Wandering the savage garden…

The Impact We Have on Others

Last Sunday, our pastor taught on 1 Timothy 3:1-16, which covers the requirements for being overseers (or “bishops”) and deacons in the church – leaders, basically, with different roles.

The term translated as “bishop” or “overseer” is Επισκοπῶν (“episkopon”), which is a supervisor. The role being described here has two other terms associated with it: πρεσβυτερίου (“presbuteriou”) in 1Tim 4:14, or “elder,” and ποιμένας (“poimenas,” “pastors”) in Ephesians 4:11 and others.

The description of the requirements for being an overseer really affected me, and it highlighted a conflict I don’t yet know how to resolve.

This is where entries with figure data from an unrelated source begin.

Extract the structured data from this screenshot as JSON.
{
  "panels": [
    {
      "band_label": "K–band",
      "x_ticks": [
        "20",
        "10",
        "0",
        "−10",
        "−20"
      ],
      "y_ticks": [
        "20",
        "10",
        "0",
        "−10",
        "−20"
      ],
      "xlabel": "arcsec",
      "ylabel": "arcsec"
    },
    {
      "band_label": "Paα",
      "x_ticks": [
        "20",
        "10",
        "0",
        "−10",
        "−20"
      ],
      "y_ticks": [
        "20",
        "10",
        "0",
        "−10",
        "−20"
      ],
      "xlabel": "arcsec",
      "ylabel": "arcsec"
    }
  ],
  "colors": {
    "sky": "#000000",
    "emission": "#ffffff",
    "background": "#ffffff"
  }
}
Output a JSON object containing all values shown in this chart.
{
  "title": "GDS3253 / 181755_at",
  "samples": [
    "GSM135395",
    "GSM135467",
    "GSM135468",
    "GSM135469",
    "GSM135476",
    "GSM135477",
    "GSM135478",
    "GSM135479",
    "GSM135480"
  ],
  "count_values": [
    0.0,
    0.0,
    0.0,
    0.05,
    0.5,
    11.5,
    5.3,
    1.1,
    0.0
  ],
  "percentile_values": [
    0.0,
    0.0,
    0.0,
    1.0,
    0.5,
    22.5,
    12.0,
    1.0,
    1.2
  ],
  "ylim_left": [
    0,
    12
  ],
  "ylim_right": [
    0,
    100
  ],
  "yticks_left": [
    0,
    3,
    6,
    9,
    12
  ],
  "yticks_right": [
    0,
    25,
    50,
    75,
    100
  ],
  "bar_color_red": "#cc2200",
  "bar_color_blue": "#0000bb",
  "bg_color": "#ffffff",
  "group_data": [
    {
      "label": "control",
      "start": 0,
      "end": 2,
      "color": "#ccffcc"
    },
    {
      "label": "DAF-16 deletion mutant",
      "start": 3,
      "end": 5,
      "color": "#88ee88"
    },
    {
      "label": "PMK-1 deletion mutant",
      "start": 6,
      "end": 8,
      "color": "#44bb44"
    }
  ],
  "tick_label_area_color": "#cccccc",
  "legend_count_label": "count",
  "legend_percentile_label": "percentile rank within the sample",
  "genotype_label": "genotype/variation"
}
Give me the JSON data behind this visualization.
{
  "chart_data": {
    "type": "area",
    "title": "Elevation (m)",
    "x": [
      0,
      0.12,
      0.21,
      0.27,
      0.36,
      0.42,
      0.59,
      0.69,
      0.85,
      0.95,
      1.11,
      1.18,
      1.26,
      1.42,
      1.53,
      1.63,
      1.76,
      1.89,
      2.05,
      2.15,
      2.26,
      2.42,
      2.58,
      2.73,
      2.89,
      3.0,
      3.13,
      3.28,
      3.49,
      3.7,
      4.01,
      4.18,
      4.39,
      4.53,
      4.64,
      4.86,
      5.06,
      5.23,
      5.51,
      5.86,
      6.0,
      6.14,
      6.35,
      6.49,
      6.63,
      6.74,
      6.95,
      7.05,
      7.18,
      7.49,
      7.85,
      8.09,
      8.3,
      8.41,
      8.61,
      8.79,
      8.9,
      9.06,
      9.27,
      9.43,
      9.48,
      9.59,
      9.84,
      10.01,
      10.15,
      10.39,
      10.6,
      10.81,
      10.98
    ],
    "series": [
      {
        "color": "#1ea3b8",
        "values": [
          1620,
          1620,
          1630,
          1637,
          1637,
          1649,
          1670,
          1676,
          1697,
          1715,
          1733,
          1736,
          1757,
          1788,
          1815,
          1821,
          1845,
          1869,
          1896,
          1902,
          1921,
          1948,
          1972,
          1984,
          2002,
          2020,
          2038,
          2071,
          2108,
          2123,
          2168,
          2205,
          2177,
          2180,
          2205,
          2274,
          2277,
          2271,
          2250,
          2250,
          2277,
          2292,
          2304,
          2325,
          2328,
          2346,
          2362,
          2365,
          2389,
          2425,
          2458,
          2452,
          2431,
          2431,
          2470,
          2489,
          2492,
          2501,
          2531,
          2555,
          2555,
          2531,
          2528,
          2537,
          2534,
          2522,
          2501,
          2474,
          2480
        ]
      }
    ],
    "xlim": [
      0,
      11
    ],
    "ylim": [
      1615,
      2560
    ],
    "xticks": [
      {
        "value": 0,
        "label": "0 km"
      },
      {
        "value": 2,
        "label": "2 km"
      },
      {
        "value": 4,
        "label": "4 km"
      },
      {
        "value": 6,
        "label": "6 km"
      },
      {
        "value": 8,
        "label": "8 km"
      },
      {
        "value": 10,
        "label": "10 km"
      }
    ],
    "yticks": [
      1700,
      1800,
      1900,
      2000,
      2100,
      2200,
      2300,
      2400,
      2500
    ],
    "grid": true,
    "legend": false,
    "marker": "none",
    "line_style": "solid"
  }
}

The requirements for an overseer can be seen in terms of external and internal loci, meaning that their focus (or “place,” which is what locus means) is either internal or external.

An overseer must be:

  1. above reproach (external locus)
  2. the husband of one wife (internal locus)
  3. sober-minded (internal locus)
  4. self-controlled (internal)
  5. respectable (external)
  6. hospitable (internal)
  7. able to teach (internal)
  8. not a drunkard (internal)
  9. not violent but gentle (internal)
  10. not quarrelsome (internal)
  11. not a lover of money (internal)
  12. must manage his own household well (internal)
  13. must not be a recent convert (internal)
  14. must be well thought of by outsiders (external)

A “locus” in this case refers to who controls the validity of an attribute. You control your ability to cleave to one mate; therefore, “the husband of one wife” is an internal locus. Likewise, you control your own self-control; internal locus.

Some attributes are controlled by others, though.

Others can quarrel with you, but you have the ability to respond with kindness and not argue back in passion; therefore, “not quarrelsome” is an internal locus of control.

That said, “well thought of by outsiders…” — for better or for worse, that’s something the outsiders control, not you.

You can act in a way such that outsiders should think well of you, but that doesn’t mean they will think well of you. What’s more, the Bible even suggests that we’ll be hated for His sake, which makes fulfillment of this requirement even more difficult.

Our pastor did walk through each of these in order, and I’m certainly not qualified to be an overseer even according to those factors for which I am entirely responsible, even through Christ’s help.

Yet the requirements that stood out to me, the ones that bother me the most, are the ones with external control.

Two circumstances play out here, applying to two different people (one of whom was me.)

As an example, consider: recently I chose to leave an IRC channel entirely. I’ve been struggling with some things lately, a matter of circumstance. The circumstances themselves aren’t very important, of course, but I mentioned my struggles in this IRC channel.

The response I received was enlightening, but not helpful. I was castigated for caring about these circumstances.

The interesting thing here is not that what the person castigating me was telling me was wrong. They were right, realistically; the things I’m enduring are frustrating, but in the end they’re a testament to the provision of God that these things are things I can easily handle and correct.

The issue I had was the delivery; it was offered in such a way that it was an insult to my character and witness, even though the reason I was saying it in the first place was because I was hurting in a mild way and needed support.

The response I received indicated that I’d failed the requirements for an overseer, as per 1Tim 3:7, which states that an overseer must be well thought of by others.

Another example, hopefully obscured sufficiently: someone was describing some difficult circumstances, saying that they were hurting. The response this person received was similar: a biting attack rather than a recognition of pain.

The thing about pain is that regardless of whether the pain is justified or not, it’s still pain.

The quandary I have is that I don’t know how to really understand 1Tim 3:7 in such a way that these responses don’t indicate a failure of compliance with the requirements of being an overseer. It’s not that everyone is called to be an overseer or pastor; I know I’m not! Yet compliance is a desirable thing, I think.

The observation I have is that I need to make sure that I’m not acting in such a way that others feel as I do right now, that a failure to meet an external requirement is laid at my feet without due cause.